Bruselas no se limitó a una advertencia vaga: le dio a Google fechas concretas. La Comisión Europea emitió la orden el 16 de julio bajo la Digital Markets Act (DMA), la misma ley que ya usó para multar tanto a Google como a Apple por bloquear a sus competidores.
Hay dos cambios. Primero, los asistentes de IA rivales tendrán el mismo acceso a nivel de sistema en Android que ya tiene Gemini: activación por voz al estilo "Hey Google", además de poder reservar un taxi o sugerir respuestas en una app de mensajería desde un asistente externo. El plazo es julio de 2027. Segundo, los buscadores competidores accederán a datos anonimizados de Google Search —los mismos que Google usa para ajustar sus propios algoritmos— a partir de enero de 2027, con una fórmula de precio que aún se está negociando.

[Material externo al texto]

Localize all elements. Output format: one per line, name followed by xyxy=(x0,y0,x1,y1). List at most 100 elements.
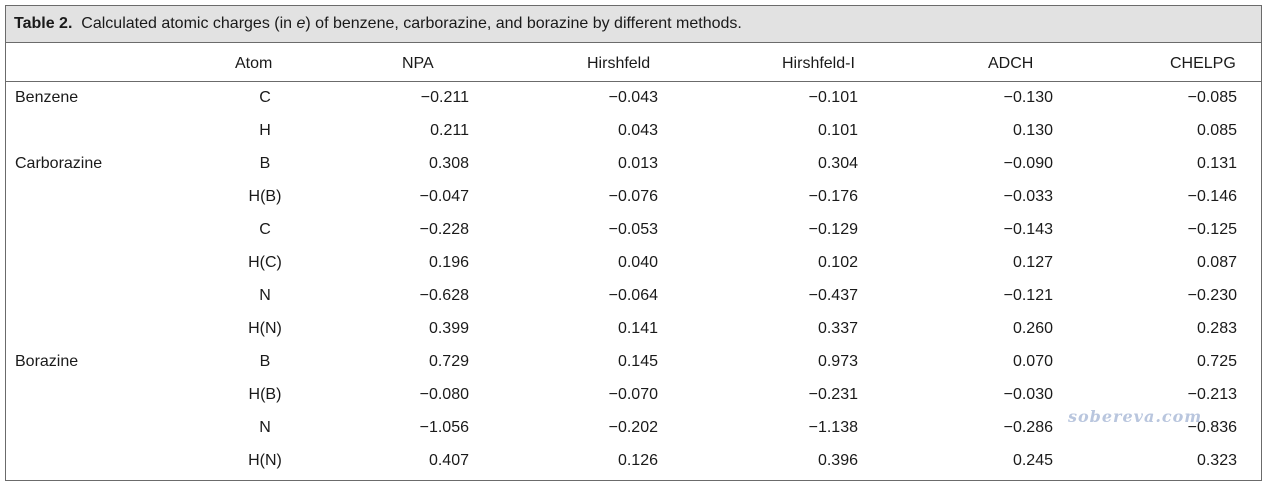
charge-value: 0.196 xyxy=(428,254,469,271)
table-row: Borazine B 0.729 0.145 0.973 0.070 0.725 xyxy=(6,346,1261,379)
table-row: H(N) 0.399 0.141 0.337 0.260 0.283 xyxy=(6,313,1261,346)
charge-value: −0.213 xyxy=(1187,386,1237,403)
caption-text-start: Calculated atomic charges (in xyxy=(81,15,297,32)
charge-value: −1.056 xyxy=(419,419,469,436)
charge-value: 0.396 xyxy=(817,452,858,469)
caption-text-end: ) of benzene, carborazine, and borazine … xyxy=(305,15,742,32)
charge-value: −0.125 xyxy=(1187,221,1237,238)
charge-value: 0.131 xyxy=(1196,155,1237,172)
charge-value: 0.141 xyxy=(617,320,658,337)
charge-value: −0.286 xyxy=(1003,419,1053,436)
table-row: N −1.056 −0.202 −1.138 −0.286 −0.836 xyxy=(6,412,1261,445)
header-chelpg: CHELPG xyxy=(1170,55,1236,72)
charge-value: −0.130 xyxy=(1003,89,1053,106)
charge-value: 0.126 xyxy=(617,452,658,469)
atom-label: H(B) xyxy=(248,386,282,403)
charge-value: −0.070 xyxy=(608,386,658,403)
table-row: C −0.228 −0.053 −0.129 −0.143 −0.125 xyxy=(6,214,1261,247)
molecule-name: Borazine xyxy=(15,353,79,370)
atom-label: N xyxy=(259,287,271,304)
charge-value: −0.047 xyxy=(419,188,469,205)
table-row: H(B) −0.080 −0.070 −0.231 −0.030 −0.213 xyxy=(6,379,1261,412)
charge-value: 0.040 xyxy=(617,254,658,271)
atom-label: H(N) xyxy=(248,320,282,337)
table-row: H 0.211 0.043 0.101 0.130 0.085 xyxy=(6,115,1261,148)
charge-value: −0.101 xyxy=(808,89,858,106)
atom-label: B xyxy=(259,155,271,172)
charge-value: 0.337 xyxy=(817,320,858,337)
charge-value: 0.304 xyxy=(817,155,858,172)
charge-value: 0.260 xyxy=(1012,320,1053,337)
charge-value: 0.013 xyxy=(617,155,658,172)
atom-label: C xyxy=(259,89,271,106)
charge-value: 0.127 xyxy=(1012,254,1053,271)
charge-value: −1.138 xyxy=(808,419,858,436)
charge-value: −0.064 xyxy=(608,287,658,304)
charge-value: 0.308 xyxy=(428,155,469,172)
charge-value: 0.323 xyxy=(1196,452,1237,469)
table-frame: Table 2. Calculated atomic charges (in e… xyxy=(5,5,1262,481)
table-caption: Table 2. Calculated atomic charges (in e… xyxy=(14,15,742,33)
charge-value: −0.228 xyxy=(419,221,469,238)
table-row: H(C) 0.196 0.040 0.102 0.127 0.087 xyxy=(6,247,1261,280)
charge-value: 0.211 xyxy=(430,122,469,139)
charge-value: −0.211 xyxy=(420,89,469,106)
caption-bar: Table 2. Calculated atomic charges (in e… xyxy=(6,6,1261,43)
charge-value: −0.146 xyxy=(1187,188,1237,205)
charge-value: −0.033 xyxy=(1003,188,1053,205)
table-row: Benzene C −0.211 −0.043 −0.101 −0.130 −0.085 xyxy=(6,82,1261,115)
charge-value: −0.080 xyxy=(419,386,469,403)
charge-value: −0.090 xyxy=(1003,155,1053,172)
charge-value: 0.283 xyxy=(1196,320,1237,337)
molecule-name: Carborazine xyxy=(15,155,103,172)
charge-value: 0.070 xyxy=(1012,353,1053,370)
charge-value: 0.399 xyxy=(428,320,469,337)
header-adch: ADCH xyxy=(988,55,1034,72)
atom-label: N xyxy=(259,419,271,436)
atom-label: B xyxy=(259,353,271,370)
charge-value: −0.085 xyxy=(1187,89,1237,106)
charge-value: −0.836 xyxy=(1187,419,1237,436)
charge-value: 0.245 xyxy=(1012,452,1053,469)
charge-value: −0.043 xyxy=(608,89,658,106)
charge-value: 0.130 xyxy=(1012,122,1053,139)
charge-value: −0.076 xyxy=(608,188,658,205)
atom-label: C xyxy=(259,221,271,238)
header-hirshfeld-i: Hirshfeld-I xyxy=(782,55,855,72)
atom-label: H(C) xyxy=(248,254,282,271)
atom-label: H xyxy=(259,122,271,139)
charge-value: −0.176 xyxy=(808,188,858,205)
charge-value: 0.973 xyxy=(817,353,858,370)
charge-value: 0.101 xyxy=(817,122,858,139)
caption-unit: e xyxy=(296,15,306,32)
watermark-text: sobereva.com xyxy=(1068,407,1203,426)
caption-label: Table 2. xyxy=(14,15,73,32)
table-row: H(N) 0.407 0.126 0.396 0.245 0.323 xyxy=(6,445,1261,478)
table-header-row: Atom NPA Hirshfeld Hirshfeld-I ADCH CHEL… xyxy=(6,43,1261,82)
charge-value: 0.043 xyxy=(617,122,658,139)
charge-value: 0.102 xyxy=(817,254,858,271)
charge-value: −0.053 xyxy=(608,221,658,238)
header-npa: NPA xyxy=(402,55,434,72)
charge-value: 0.145 xyxy=(617,353,658,370)
charge-value: −0.628 xyxy=(419,287,469,304)
charge-value: 0.407 xyxy=(428,452,469,469)
table-row: H(B) −0.047 −0.076 −0.176 −0.033 −0.146 xyxy=(6,181,1261,214)
header-atom: Atom xyxy=(235,55,273,72)
charge-value: 0.085 xyxy=(1196,122,1237,139)
atom-label: H(B) xyxy=(248,188,282,205)
charge-value: −0.129 xyxy=(808,221,858,238)
table-row: Carborazine B 0.308 0.013 0.304 −0.090 0.131 xyxy=(6,148,1261,181)
charge-value: −0.230 xyxy=(1187,287,1237,304)
header-hirshfeld: Hirshfeld xyxy=(587,55,651,72)
molecule-name: Benzene xyxy=(15,89,79,106)
charge-value: −0.231 xyxy=(808,386,858,403)
table-row: N −0.628 −0.064 −0.437 −0.121 −0.230 xyxy=(6,280,1261,313)
charge-value: −0.030 xyxy=(1003,386,1053,403)
charge-value: 0.725 xyxy=(1196,353,1237,370)
charge-value: −0.121 xyxy=(1003,287,1053,304)
charge-value: 0.087 xyxy=(1196,254,1237,271)
charge-value: 0.729 xyxy=(428,353,469,370)
charge-value: −0.143 xyxy=(1003,221,1053,238)
atom-label: H(N) xyxy=(248,452,282,469)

Lo que está en juego es más grande de lo que parece. Android corre en el 60% de los móviles en la UE, y hasta ahora solo Google decidía qué asistente tenía un atajo hacia el sistema operativo y cuál se quedaba como un ícono más. Para una empresa como Perplexity, o para la app móvil de ChatGPT, esa es la diferencia entre ser el asistente que la gente realmente usa y ser uno que hay que ir a buscar.
Google ya pasó por este guion antes, con las pantallas de elección de buscador y navegador en la UE, y cada vez encontró la forma de cumplir la letra de la norma sin soltar el control de los puntos de entrada que importan. Los datos se anonimizarán con un método "de varias capas", y Google podrá señalar riesgos de ciberseguridad antes de entregar nada, una palanca que le permite frenar todo el proceso.
Lo que pase ahora depende de cómo se aplique la norma. Bruselas tiene mucha experiencia imponiendo multas millonarias. Tiene mucha menos experiencia obligando a un gigante tecnológico a compartir datos de forma que realmente cambie el reparto del mercado de asistentes de IA.